Data.world connects data and people. That was the gist of our coverage of data.world’s release of its enterprise platform about a year ago. Data.world has been doing that with great success, and today it’s bringing in Capsenta to take things to the next level.

In a nutshell, data.world uses the superpowers of Knowledge Graph (aka Linked Data, aka Semantic Web) technology to integrate datasets and provide a data management and collaboration platform for the enterprise. Capsenta has patented technology that helps integrate data sources (predominantly relational) and make them accessible as knowledge graphs, be it on premises or in the cloud.

The two companies have been working together for a while, and they match not just technologically, but also culturally. ZDNet discussed with data.world CEO and co-founder Brett Hurt, and Capsenta founder Juan Sequeda, who will be serving as Principal Scientist at data.world.

Hurt mentioned that the recent wave of acquisitions is a testament to the fact that data and analytics are becoming a core element for enterprises.
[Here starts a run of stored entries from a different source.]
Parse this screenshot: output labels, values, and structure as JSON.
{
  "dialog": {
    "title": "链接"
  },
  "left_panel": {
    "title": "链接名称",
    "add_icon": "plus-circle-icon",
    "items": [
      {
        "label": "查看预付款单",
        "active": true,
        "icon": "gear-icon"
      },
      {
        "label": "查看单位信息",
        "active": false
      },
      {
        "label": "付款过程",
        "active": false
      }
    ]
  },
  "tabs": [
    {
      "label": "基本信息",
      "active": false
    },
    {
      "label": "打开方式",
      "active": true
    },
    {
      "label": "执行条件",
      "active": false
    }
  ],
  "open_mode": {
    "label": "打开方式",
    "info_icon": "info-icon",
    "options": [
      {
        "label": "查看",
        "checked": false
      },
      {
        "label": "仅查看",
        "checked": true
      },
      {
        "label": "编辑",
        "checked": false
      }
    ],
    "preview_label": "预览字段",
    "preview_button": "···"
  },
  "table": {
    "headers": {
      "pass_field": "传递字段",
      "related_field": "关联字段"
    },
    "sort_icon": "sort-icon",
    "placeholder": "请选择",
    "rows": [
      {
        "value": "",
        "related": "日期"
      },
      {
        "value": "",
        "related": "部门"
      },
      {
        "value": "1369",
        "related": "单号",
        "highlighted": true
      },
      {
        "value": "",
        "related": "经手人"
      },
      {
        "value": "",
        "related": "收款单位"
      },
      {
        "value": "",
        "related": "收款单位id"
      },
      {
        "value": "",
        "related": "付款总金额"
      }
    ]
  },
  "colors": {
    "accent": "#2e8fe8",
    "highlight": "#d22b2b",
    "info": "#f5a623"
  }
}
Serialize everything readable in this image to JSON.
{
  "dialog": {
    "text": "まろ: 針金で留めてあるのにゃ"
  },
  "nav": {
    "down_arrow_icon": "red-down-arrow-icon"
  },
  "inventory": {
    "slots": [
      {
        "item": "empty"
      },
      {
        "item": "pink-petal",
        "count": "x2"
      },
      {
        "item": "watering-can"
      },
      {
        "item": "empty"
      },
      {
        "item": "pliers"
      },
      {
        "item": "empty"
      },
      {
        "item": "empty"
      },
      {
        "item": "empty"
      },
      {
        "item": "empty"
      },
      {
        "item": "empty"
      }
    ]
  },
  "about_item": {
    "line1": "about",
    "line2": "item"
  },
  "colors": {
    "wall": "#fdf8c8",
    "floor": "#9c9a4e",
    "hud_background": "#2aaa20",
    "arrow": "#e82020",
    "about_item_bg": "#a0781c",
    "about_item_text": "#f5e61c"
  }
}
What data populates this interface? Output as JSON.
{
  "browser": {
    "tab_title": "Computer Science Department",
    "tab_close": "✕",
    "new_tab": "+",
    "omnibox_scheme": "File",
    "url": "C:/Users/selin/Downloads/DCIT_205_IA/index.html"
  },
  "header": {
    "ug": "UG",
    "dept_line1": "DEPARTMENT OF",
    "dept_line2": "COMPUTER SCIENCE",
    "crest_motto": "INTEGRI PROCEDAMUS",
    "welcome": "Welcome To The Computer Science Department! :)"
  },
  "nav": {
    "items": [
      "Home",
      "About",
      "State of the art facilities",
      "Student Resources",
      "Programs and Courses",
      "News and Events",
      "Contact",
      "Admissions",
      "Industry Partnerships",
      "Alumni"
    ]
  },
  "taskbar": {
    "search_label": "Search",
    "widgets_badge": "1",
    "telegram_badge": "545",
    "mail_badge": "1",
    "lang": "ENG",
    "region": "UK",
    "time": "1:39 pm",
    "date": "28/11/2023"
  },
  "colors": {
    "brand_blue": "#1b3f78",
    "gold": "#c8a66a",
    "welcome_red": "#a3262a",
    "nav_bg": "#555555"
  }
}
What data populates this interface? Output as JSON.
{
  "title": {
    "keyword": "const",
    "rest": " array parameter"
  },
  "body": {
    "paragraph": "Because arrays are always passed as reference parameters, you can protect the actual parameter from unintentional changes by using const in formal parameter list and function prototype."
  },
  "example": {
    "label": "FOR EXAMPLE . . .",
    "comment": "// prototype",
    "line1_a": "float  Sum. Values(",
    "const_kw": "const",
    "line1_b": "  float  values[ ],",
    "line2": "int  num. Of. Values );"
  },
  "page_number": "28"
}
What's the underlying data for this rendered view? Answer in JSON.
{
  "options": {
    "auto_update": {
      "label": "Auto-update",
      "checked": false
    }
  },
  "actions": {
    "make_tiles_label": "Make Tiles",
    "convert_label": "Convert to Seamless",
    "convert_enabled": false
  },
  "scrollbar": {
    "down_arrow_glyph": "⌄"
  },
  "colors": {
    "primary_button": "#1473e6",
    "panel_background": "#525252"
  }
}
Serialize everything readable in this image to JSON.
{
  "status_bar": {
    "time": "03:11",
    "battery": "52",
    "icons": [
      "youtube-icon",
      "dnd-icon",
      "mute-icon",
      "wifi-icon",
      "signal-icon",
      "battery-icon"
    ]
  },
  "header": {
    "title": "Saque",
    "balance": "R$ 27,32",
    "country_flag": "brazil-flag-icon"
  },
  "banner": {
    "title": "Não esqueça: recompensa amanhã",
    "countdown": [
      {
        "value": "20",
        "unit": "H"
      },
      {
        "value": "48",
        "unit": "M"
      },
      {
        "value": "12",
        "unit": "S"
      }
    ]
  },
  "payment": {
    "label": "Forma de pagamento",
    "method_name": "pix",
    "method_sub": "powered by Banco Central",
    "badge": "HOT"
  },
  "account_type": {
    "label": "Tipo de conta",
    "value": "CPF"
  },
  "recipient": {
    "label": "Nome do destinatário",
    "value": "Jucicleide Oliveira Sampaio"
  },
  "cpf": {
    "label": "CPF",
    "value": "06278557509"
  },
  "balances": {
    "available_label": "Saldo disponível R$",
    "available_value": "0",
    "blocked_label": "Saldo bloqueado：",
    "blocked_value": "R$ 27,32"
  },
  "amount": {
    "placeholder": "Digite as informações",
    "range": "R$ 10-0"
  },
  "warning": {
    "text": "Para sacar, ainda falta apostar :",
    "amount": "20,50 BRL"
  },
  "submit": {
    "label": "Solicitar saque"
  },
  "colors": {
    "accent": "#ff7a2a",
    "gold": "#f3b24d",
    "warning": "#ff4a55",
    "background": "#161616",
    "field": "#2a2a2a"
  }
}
He went on to add that data.world’s offering has been really popular with enterprises, including customers such as a Big Four professional services firm and a Top-10 American investment bank.

Some of these customers are in highly regulated industries, such as healthcare or finance, and sometimes this poses a challenge. Data.world runs a cloud service which can ingest and catalog data, metadata, or both. In regulated industries, moving data to the cloud may not be an option. This is where Capsenta’s Ultrawrap™ data integration software comes in.

Sequeda, who has been working on knowledge graph virtualization for over a decade, knows very well both the strengths and the weaknesses of this technology. Knowledge graphs, and the SPARQL query language, are ideal for data integration and cataloging scenarios. The problem, as Sequeda put it, is that in some ways SPARQL tried to reinvent the wheel:

“We have relational technology with over 30 years of accumulated experience, why not reuse this?”. So what Capsenta’s technology does is to act as a bridge between SPARQL and relational data sources. Queries are formulated in SPARQL, leveraging its ability to support many different data sources, then translated and executed in SQL, where those data sources are relational.

This way, data stored in relational databases on premises can stay where they are, while ingested metadata can be used to make it part of a knowledge graph spanning many data sources both on premise and in the cloud. Sequeda noted that Capsenta’s solution adds negligible overhead, effectively making the execution time of SPARQL in the cloud equal to that of SQL on premise.

As Hurt mentioned, data.world has been working with Capsenta for about a year and a half already. Initially Capsenta was a data.world partner, but the slew of enterprise customers meant that the use cases where Capsenta’s technology could be used proliferated. This, in turn, made joining forces the next step, and as both Hurt and Sequeda said, “it feels like we should have been working together all along”.